I finally noticed that there was something wrong earlier
this week. I was looking over a charitable ‘ask for help’ site and found myself
mocking the posts asking for help, seeing only people out to scam people for
things they were too lazy to work for. (I
know, right?!?)
I looked up at my friend and fellow blogger Seeds of Ink
and asked what was wrong with me. She gave me some much needed feedback that I
finally listened to.
I forced myself to look inward. I wasn’t proud of what I found.
I’m angry. I’m afraid.
I’ve allowed it to
fester and it’s become something that has turned me into someone I don’t like.
My friends have put up with so much. I can see clearly now how they have all
been worried about me but not really known how to help. I recognize the underlying issue of the whole
shebang.
Control and the lack thereof. I like to be in control of the personal things around me.

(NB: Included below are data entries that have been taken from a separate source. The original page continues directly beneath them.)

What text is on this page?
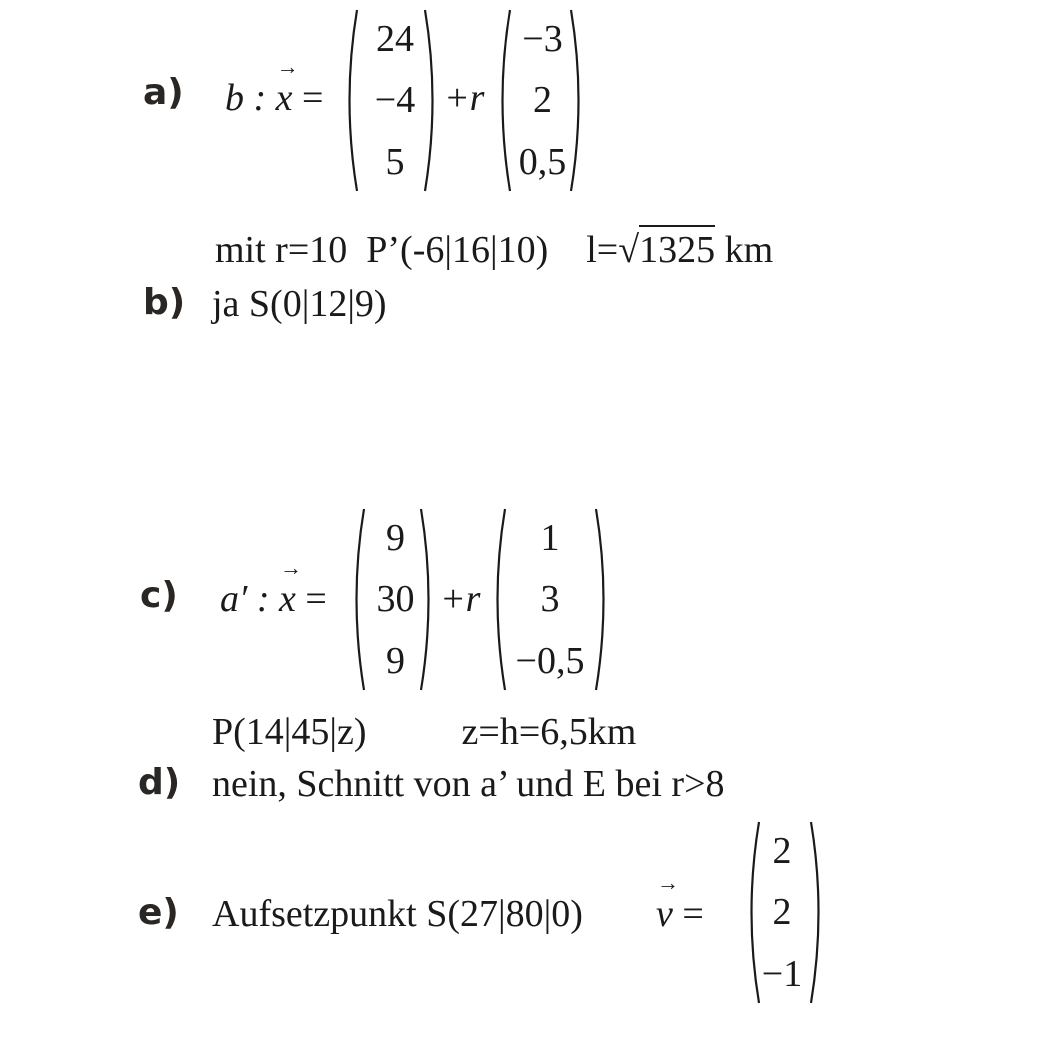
a) b : → x =
24
−4
5
+r
−3
2
0,5
mit r=10 P’(-6|16|10) l=√1325 km
b) ja S(0|12|9)
c) a′ : → x =
9
30
9
+r
1
3
−0,5
P(14|45|z)	z=h=6,5km
d) nein, Schnitt von a’ und E bei r>8
e) Aufsetzpunkt S(27|80|0) → v =
2
2
−1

I think that recognizing and acknowledging it is the first
step toward getting out of this pit I’ve put myself in. I haven’t made any concrete plans for the
rest of it, but today I’m going to hug my Midget a bit more and get outside
into the sunshine.
I love to garden. I
started several indoor seeds this week and wonder if that bit of therapy was
what gave me the courage to look at this. Who knows what the catalyst was?
I miss the me who has a positive spin on life to a
fault. I miss me. The one that laughs
freely, seeing nonsensical and juvenile idiocy in routine things. I miss the
smiles I bring to those around me. I
decided to start with something simple.
I smiled at myself in the mirror this morning.
I think it was a good place to start.
Until next time,
Robyn J
As always, I would love to hear from you!